President-elect Donald Trump's victory sent 10-year US Treasury yields higher. Mortgage rates, which loosely track benchmark yields, are also rising.
The average interest rate on a 30-year fixed mortgage rose 9 basis points on Wednesday to 7.13%, according to Mortgage News Daily. This is the highest rate since July 1 of this year, although it is not the rise some had expected.
“The expectation among bond traders coming into the election was that interest rates would move higher if Trump won, especially a red sweep. While the latter is not yet clear, the former is enough for a further increase in interest rates that have already risen,” said Matthew Graham, CEO For Operations at Mortgage News Daily: “Suddenly With Trump's Chances of Winning.”
Home stocks reacted in turn, with shares of major public builders and building materials companies falling sharply. Lennar, Dr. Horton and Poltigroup All fell more than 4% in midday trading on Wednesday. Retailers Home Depot and Louie They also fell more than 3% each.
“Construction stocks are very sensitive to mortgage rates and mortgage interest rate expectations,” said John Burns, CEO of real estate consultancy John Burns. “Inflation expectations are higher now, which impacts long-term rates.”
While Trump has not laid out a detailed housing plan, he has talked about deregulating and opening federal lands to more home construction.

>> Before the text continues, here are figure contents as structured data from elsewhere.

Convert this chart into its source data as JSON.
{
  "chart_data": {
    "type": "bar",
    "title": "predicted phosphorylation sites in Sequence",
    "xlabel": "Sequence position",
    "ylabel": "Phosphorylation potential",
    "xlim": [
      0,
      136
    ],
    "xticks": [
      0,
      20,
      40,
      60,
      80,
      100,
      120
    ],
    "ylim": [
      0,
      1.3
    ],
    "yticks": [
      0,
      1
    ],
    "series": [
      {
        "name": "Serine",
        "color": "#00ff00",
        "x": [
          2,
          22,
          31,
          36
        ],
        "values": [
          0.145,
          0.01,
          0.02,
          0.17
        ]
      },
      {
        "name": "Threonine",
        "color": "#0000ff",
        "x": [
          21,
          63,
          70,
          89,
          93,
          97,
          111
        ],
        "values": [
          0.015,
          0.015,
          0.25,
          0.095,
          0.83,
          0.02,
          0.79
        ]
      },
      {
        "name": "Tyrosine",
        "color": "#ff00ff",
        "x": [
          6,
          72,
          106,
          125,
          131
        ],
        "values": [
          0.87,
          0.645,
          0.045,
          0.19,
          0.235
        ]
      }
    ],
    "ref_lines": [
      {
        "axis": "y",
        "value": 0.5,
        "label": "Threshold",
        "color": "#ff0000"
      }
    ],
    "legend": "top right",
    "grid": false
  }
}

The National Association of Home Builders congratulated the president-elect with a statement from its president, Carl Harris, saying: “The National Association of Home Builders looks forward to working with the incoming Trump administration and leaders in Congress from both parties to enact pro-housing legislation and regulation.” “An agenda that increases the country's housing supply and alleviates the country's affordability problems.”
Big builders have been buying up mortgage interest rates for their clients, but that has squeezed their margins.

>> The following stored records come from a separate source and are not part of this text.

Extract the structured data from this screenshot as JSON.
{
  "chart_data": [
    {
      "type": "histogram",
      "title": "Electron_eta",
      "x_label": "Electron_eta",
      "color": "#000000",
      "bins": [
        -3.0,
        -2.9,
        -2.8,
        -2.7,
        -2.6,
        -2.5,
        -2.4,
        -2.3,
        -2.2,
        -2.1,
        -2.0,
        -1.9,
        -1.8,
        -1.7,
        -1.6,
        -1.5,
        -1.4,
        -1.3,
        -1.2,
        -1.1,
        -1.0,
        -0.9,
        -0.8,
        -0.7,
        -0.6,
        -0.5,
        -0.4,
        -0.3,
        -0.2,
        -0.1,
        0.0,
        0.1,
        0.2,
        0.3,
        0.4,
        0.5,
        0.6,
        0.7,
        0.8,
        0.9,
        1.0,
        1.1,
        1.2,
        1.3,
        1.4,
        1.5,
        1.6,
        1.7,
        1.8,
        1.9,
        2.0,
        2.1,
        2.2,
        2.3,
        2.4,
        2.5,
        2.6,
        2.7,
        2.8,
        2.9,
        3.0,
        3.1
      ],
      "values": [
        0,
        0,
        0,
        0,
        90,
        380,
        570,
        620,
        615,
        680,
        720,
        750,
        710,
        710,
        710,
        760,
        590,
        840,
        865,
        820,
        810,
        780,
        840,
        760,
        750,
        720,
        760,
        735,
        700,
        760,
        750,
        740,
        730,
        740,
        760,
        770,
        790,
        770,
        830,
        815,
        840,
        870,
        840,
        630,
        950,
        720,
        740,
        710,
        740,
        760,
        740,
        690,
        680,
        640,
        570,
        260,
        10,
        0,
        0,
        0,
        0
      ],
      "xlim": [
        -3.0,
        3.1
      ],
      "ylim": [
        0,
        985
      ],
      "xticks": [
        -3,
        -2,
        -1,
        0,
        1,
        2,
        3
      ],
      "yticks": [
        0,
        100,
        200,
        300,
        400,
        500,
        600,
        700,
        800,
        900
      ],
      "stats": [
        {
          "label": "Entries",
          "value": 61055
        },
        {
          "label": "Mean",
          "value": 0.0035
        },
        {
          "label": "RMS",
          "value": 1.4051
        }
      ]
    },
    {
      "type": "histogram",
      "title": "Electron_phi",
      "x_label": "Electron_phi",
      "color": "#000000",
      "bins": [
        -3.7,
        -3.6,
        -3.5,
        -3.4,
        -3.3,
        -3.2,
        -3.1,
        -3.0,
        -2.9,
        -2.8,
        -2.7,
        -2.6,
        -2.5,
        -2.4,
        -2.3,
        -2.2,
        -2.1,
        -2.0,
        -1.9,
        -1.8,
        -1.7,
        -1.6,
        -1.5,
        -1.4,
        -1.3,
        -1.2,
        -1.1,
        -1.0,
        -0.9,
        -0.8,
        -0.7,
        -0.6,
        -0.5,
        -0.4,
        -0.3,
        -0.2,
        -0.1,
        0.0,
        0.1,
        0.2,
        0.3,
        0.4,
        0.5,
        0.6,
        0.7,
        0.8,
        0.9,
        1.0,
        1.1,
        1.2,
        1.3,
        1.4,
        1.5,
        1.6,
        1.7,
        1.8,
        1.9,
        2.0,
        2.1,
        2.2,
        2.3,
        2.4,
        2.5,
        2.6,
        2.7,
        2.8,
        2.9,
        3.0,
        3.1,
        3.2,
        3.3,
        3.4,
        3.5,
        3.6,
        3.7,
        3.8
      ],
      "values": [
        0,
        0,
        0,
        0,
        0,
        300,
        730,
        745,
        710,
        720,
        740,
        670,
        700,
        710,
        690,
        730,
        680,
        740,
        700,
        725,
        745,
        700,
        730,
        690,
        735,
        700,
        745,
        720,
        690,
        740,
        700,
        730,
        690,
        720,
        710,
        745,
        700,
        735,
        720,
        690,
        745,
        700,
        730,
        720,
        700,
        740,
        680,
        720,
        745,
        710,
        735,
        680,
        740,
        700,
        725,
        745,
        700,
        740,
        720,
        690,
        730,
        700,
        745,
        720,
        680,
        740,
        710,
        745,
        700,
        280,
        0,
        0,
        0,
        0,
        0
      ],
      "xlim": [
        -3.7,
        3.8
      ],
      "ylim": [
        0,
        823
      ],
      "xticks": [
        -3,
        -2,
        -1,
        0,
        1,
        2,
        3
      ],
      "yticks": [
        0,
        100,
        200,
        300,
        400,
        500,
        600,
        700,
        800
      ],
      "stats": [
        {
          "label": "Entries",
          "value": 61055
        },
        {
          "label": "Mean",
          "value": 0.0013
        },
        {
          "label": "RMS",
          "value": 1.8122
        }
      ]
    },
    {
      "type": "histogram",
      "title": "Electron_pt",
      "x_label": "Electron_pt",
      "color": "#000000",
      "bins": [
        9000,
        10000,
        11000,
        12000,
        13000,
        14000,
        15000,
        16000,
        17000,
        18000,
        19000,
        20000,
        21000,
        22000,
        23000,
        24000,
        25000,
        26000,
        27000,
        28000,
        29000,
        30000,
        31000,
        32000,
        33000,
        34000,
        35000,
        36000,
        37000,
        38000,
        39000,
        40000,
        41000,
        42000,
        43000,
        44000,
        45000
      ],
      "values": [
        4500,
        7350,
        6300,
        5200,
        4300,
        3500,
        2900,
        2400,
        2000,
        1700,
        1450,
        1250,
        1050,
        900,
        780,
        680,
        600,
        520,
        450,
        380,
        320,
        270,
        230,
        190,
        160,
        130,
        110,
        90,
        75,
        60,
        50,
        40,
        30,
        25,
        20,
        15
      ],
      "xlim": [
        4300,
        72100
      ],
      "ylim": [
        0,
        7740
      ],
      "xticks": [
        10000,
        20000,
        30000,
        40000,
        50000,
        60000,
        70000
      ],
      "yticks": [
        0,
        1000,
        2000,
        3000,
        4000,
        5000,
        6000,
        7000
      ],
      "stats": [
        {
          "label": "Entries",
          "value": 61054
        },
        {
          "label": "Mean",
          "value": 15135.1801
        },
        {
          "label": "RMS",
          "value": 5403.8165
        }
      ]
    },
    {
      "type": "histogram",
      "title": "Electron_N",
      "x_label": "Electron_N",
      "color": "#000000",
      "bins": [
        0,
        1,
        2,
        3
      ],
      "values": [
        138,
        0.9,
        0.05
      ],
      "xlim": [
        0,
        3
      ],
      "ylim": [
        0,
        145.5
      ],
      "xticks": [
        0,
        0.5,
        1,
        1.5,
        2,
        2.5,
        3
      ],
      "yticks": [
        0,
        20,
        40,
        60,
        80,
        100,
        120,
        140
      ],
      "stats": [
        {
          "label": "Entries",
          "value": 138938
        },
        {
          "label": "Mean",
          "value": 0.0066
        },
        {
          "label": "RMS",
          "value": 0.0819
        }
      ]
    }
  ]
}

Mortgage interest rates recently bottomed at 6.11% on September 11, but have been rising steadily since then, despite a recent rate cut by the Federal Reserve. Mortgage rates don't track the Fed, but they react to the central bank's thinking about the economy. Stronger-than-expected economic reports in September and October caused bond yields and thus mortgage interest rates to rise.

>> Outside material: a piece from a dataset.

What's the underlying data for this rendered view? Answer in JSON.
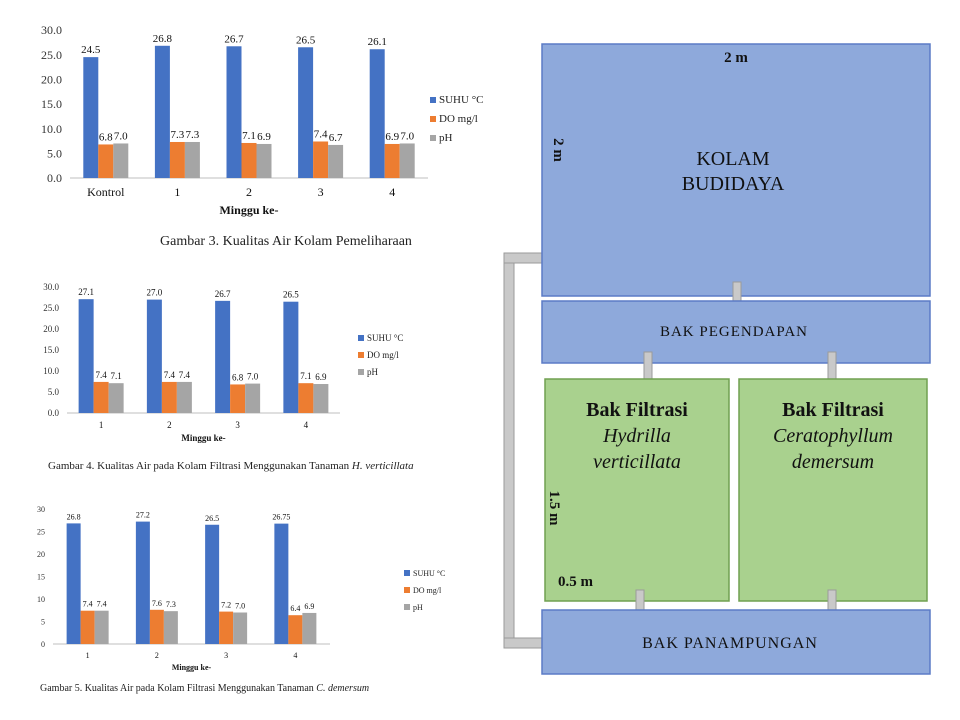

To illustrate for consumers, a homebuyer purchasing a $400,000 home with a 20% down payment on a 30-year fixed mortgage would have had a monthly payment of $1,941 in early September. Today that payment would be $2,157, a difference of $216.
Existing home sales saw an unusual boom this fall. Pending sales, which represent signed contracts, rose 7% in September compared to August, according to the National Association of Realtors. That was before interest rates rose significantly.
The increase in sales is largely due to increased supply. There were 29.2% more homes for sale in October than in October 2023, reaching the highest level of active inventory since December 2019, according to Realtor.com.
“The path ahead is anyone's guess and will ultimately be determined by inflation, the economy and Treasury issuances,” Graham added.